Não é fácil, diz a coordenadora, manter o projecto vivo. Normalmente, candidata-se ao programa BIB/ZIP da Câmara Municipal de Lisboa, que apoia iniciativas locais, mas é difícil custear os apoios, porque para voltar a receber financiamento é necessário criar uma ideia diferente e manter a anterior durante, pelo menos, dois anos de forma auto-suficiente. Nas redes sociais da associação, procura ajuda externa: “Esquecem-se de que temos de pagar coisas como café, papel higiénico, vários produtos.”
O que a motiva é a ligação com as cerca de 350 pessoas inscritas — mais de 70 crianças —, mais as que só aparecem uma vez, como é frequente no caso de algumas pessoas sem abrigo, que aqui se dirigem para lavar a roupa e tomar um banho.
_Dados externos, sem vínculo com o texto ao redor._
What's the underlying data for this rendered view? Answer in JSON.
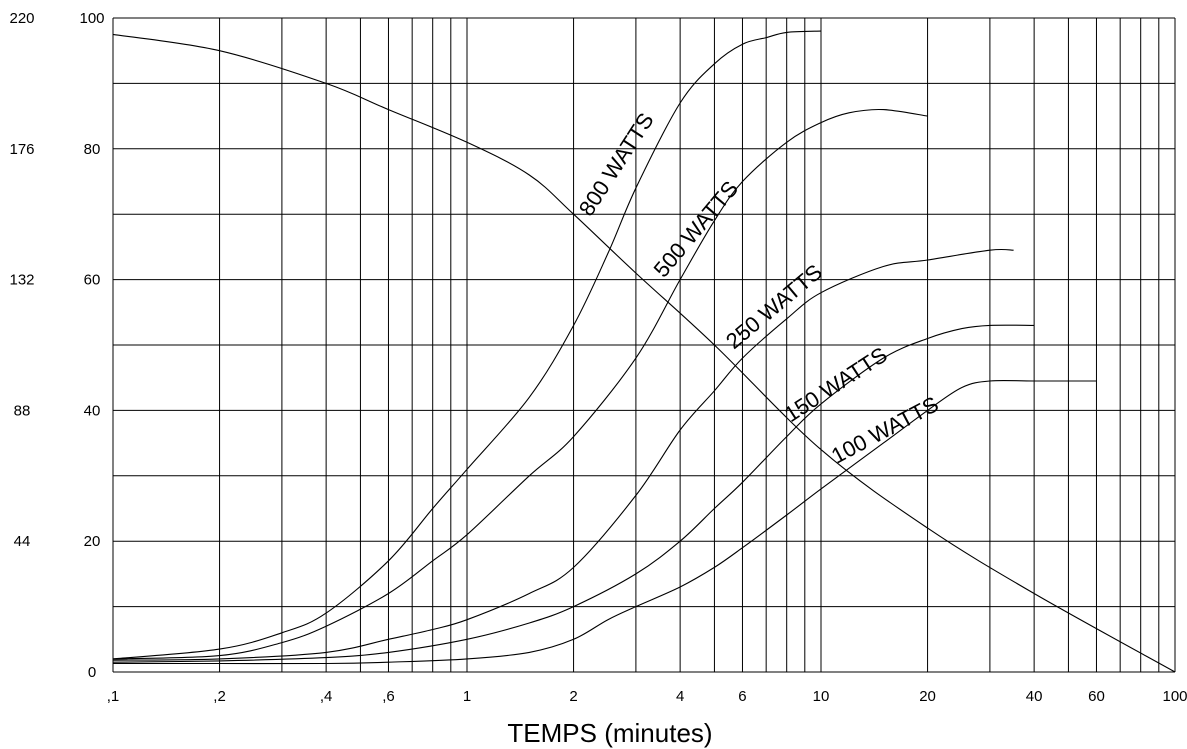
{
  "chart_data": {
    "type": "line",
    "xlabel": "TEMPS (minutes)",
    "ylabel": "",
    "xscale": "log",
    "xlim": [
      0.1,
      100
    ],
    "ylim": [
      0,
      100
    ],
    "grid": true,
    "x_ticks": [
      {
        "value": 0.1,
        "label": ",1"
      },
      {
        "value": 0.2,
        "label": ",2"
      },
      {
        "value": 0.4,
        "label": ",4"
      },
      {
        "value": 0.6,
        "label": ",6"
      },
      {
        "value": 1,
        "label": "1"
      },
      {
        "value": 2,
        "label": "2"
      },
      {
        "value": 4,
        "label": "4"
      },
      {
        "value": 6,
        "label": "6"
      },
      {
        "value": 10,
        "label": "10"
      },
      {
        "value": 20,
        "label": "20"
      },
      {
        "value": 40,
        "label": "40"
      },
      {
        "value": 60,
        "label": "60"
      },
      {
        "value": 100,
        "label": "100"
      }
    ],
    "y_ticks": [
      {
        "value": 0,
        "label": "0"
      },
      {
        "value": 20,
        "label": "20"
      },
      {
        "value": 40,
        "label": "40"
      },
      {
        "value": 60,
        "label": "60"
      },
      {
        "value": 80,
        "label": "80"
      },
      {
        "value": 100,
        "label": "100"
      }
    ],
    "y2_ticks": [
      {
        "value": 20,
        "label": "44"
      },
      {
        "value": 40,
        "label": "88"
      },
      {
        "value": 60,
        "label": "132"
      },
      {
        "value": 80,
        "label": "176"
      },
      {
        "value": 100,
        "label": "220"
      }
    ],
    "series": [
      {
        "name": "800 WATTS",
        "x": [
          0.1,
          0.2,
          0.3,
          0.4,
          0.6,
          0.8,
          1,
          1.5,
          2,
          2.5,
          3,
          4,
          5,
          6,
          7,
          8,
          10
        ],
        "y": [
          2,
          3.5,
          6,
          9,
          17,
          25,
          31,
          42,
          53,
          64,
          74,
          87,
          93,
          96,
          97,
          97.8,
          98
        ]
      },
      {
        "name": "500 WATTS",
        "x": [
          0.1,
          0.2,
          0.3,
          0.4,
          0.6,
          0.8,
          1,
          1.5,
          2,
          3,
          4,
          5,
          6,
          8,
          10,
          12,
          15,
          20
        ],
        "y": [
          2,
          2.5,
          4.5,
          7,
          12,
          17,
          21,
          30,
          36,
          48,
          60,
          69,
          75,
          81,
          84,
          85.5,
          86,
          85
        ]
      },
      {
        "name": "250 WATTS",
        "x": [
          0.1,
          0.2,
          0.4,
          0.6,
          0.8,
          1,
          1.5,
          2,
          3,
          4,
          5,
          6,
          8,
          10,
          15,
          20,
          30,
          35
        ],
        "y": [
          1.8,
          2,
          3,
          5,
          6.5,
          8,
          12,
          16,
          27,
          37,
          43,
          48,
          54,
          58,
          62,
          63,
          64.5,
          64.5
        ]
      },
      {
        "name": "150 WATTS",
        "x": [
          0.1,
          0.2,
          0.4,
          0.6,
          1,
          1.5,
          2,
          3,
          4,
          5,
          6,
          8,
          10,
          15,
          20,
          25,
          30,
          40
        ],
        "y": [
          1.5,
          1.7,
          2.2,
          3,
          5,
          7.5,
          10,
          15,
          20,
          25,
          29,
          36,
          41,
          48,
          51,
          52.5,
          53,
          53
        ]
      },
      {
        "name": "100 WATTS",
        "x": [
          0.1,
          0.2,
          0.4,
          0.6,
          1,
          1.5,
          2,
          2.5,
          3,
          4,
          5,
          6,
          8,
          10,
          15,
          20,
          25,
          30,
          40,
          60
        ],
        "y": [
          1.3,
          1.3,
          1.3,
          1.5,
          2,
          3,
          5,
          8,
          10,
          13,
          16,
          19,
          24,
          28,
          35,
          40,
          43.5,
          44.5,
          44.5,
          44.5
        ]
      },
      {
        "name": "",
        "x": [
          0.1,
          0.2,
          0.4,
          0.6,
          1,
          1.5,
          2,
          3,
          5,
          10,
          20,
          40,
          100
        ],
        "y": [
          97.5,
          95,
          90,
          86,
          81,
          76,
          70,
          61,
          50,
          34,
          22,
          12,
          0
        ]
      }
    ]
  }
}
O Beato é um dos bairros mais antigos de Lisboa — e, quando Amandine chegou, batia-se contra o problema da toxicodependência. “Agora, esse problema foi mais para bairros sociais vizinhos, como a Bela Vista”, descreve. Ainda assim, a coordenadora da associação, criada em 2011 “para legalizar cooperativas” que já existiam no bairro e com o espaço físico inaugurado na altura da covid-19, em 2020, lembra-se de ver “seringas espalhadas pelo chão”. A droga acompanhava o dia-a-dia de “pobreza”, visível ainda em muitos prédios, antigos e sem porta, com azulejos caídos e paredes com humidade.
Recorda os primeiros tempos: “Abrimos esta porta que é a associação num bairro que estava numa situação de isolamento. No dia em que perdermos o financiamento para os projectos e isto acabar, este bairro rebenta.”